GLEN ALLEN, Va. – Republican vice presidential candidate Paul Ryan adopted a populist tone on Friday as he accused big government and big business of trying to “rig the rules” against the middle class.
“It’s the people who are politically connected, it’s the people who have access to Washington that get the breaks. Well, no more,” the House member from Wisconsin told an enthusiastic crowd of more than 2,000 at a high school gym in central Virginia.
“We don’t want to pick winners and loses in Washington, we want you to keep more of your own hard-earned dollars. Hardworking taxpayers should be treated fairly and it should be based on whether they’re good, whether they work hard and not who they know in Washington. That’s entrepreneurialism.
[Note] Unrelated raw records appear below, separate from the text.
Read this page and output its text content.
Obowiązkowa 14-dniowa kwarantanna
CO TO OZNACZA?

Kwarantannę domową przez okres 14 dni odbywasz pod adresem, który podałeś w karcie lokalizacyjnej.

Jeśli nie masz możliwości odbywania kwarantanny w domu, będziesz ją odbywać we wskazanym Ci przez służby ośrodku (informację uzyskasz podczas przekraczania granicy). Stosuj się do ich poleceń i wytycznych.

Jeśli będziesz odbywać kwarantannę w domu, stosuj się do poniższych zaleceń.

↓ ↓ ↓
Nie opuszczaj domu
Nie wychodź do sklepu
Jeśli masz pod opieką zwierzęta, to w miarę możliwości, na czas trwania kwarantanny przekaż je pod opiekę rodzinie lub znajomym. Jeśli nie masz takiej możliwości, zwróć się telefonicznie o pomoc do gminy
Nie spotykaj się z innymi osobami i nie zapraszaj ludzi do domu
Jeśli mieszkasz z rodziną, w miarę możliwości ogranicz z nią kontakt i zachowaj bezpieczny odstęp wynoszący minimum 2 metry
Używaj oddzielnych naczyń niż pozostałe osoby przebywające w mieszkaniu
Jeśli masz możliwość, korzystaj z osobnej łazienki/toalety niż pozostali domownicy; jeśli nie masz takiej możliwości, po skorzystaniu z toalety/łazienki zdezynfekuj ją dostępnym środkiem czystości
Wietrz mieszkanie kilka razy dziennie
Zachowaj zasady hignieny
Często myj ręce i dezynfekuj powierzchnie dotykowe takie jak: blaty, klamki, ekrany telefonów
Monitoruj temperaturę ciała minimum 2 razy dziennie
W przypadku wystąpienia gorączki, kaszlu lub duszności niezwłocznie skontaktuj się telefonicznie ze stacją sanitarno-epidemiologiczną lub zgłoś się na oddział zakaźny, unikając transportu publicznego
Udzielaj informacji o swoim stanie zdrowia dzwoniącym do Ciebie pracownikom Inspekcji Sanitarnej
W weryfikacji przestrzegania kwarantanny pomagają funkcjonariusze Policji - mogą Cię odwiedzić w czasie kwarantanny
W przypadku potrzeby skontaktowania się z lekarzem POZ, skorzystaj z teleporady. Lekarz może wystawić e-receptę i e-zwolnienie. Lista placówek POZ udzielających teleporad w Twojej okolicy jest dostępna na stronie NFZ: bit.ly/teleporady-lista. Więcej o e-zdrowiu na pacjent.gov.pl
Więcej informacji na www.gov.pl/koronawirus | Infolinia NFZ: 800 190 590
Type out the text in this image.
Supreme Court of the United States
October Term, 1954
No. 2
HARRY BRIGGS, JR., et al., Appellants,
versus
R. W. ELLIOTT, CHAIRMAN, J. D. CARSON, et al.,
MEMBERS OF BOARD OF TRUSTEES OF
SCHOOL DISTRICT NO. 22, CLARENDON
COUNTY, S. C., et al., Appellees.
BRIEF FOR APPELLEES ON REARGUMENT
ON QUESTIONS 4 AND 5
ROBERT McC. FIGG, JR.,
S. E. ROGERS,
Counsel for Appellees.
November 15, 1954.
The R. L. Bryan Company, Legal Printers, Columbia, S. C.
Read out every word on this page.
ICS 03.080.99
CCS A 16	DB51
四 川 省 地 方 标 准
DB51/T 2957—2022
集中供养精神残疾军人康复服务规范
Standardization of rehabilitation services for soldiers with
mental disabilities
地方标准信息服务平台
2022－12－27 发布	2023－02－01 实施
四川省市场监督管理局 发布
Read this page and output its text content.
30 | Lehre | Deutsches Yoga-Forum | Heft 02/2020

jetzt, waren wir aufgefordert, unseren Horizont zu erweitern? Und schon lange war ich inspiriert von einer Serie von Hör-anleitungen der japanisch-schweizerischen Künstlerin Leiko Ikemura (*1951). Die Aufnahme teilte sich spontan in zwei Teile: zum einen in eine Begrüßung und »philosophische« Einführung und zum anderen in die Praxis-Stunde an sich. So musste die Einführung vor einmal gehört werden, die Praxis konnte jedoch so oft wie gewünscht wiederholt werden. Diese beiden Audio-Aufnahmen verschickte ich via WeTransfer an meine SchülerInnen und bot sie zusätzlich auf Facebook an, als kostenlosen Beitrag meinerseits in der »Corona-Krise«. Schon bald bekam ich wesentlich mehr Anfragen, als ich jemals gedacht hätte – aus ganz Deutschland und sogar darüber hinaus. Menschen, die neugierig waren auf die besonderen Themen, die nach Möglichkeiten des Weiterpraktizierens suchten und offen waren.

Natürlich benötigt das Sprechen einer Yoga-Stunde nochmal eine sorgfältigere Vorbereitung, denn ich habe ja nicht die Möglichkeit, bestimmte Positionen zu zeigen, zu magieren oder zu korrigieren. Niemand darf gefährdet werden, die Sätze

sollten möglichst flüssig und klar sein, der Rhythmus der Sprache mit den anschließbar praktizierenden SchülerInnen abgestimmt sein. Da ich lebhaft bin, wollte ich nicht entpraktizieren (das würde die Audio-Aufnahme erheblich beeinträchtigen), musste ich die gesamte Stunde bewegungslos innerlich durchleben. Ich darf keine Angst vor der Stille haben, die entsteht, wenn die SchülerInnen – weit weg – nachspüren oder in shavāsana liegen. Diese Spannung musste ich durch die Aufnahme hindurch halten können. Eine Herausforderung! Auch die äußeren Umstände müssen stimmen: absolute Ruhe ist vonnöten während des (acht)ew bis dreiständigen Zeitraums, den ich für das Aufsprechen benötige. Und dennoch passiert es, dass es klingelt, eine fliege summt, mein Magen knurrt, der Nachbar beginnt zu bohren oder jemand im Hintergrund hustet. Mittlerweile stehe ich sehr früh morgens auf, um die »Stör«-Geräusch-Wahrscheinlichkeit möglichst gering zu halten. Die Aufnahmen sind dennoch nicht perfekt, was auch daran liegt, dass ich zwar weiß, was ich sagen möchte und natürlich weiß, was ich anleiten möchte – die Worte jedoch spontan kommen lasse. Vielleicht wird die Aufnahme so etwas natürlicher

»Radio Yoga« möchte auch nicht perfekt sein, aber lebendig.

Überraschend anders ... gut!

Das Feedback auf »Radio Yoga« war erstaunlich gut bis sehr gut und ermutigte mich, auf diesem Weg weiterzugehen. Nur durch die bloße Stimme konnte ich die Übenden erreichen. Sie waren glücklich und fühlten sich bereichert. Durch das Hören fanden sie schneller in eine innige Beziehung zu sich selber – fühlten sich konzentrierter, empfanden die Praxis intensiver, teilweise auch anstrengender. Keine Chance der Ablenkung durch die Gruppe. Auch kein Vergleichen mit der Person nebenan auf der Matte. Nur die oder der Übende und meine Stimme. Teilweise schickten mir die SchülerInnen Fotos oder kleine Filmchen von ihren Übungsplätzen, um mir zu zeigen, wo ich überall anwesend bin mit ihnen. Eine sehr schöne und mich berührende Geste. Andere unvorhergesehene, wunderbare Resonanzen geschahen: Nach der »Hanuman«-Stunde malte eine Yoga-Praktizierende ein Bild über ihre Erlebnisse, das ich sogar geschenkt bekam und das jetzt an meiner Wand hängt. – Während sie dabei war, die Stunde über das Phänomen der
That’s free enterprise.”
While presumptive GOP nominee Mitt Romney frequently blasts the Obama administration for its failed investment in the solar-energy company Solyndra, it’s more often to suggest that the president doesn’t understand free enterprise.
Ryan took that message in a different direction by suggesting collusion between big business and big government—an argument more often made by Democrats, who blame deregulation for the economic crisis.
His rhetoric also was similar to that used by Romney’s rivals in the Republican primary, such as Rep. Michele Bachmann of Minnesota and Texas Gov. Rick Perry. Romney has shown little inclination to impose further regulation on Wall Street, suggesting that the Dodd-Frank financial reform law merely hurt community banks.
Ryan was in full-throated attack mode at the event as he laid the blame for gridlock and division in Washington at the president’s feet.
"I’ve served with three presidents since I have been in Congress. This is the most-partisan atmosphere I have ever seen. This is not uniting, this is dividing,” Ryan said, as he praised Romney for working with a Democratic legislature as governor of Massachusetts.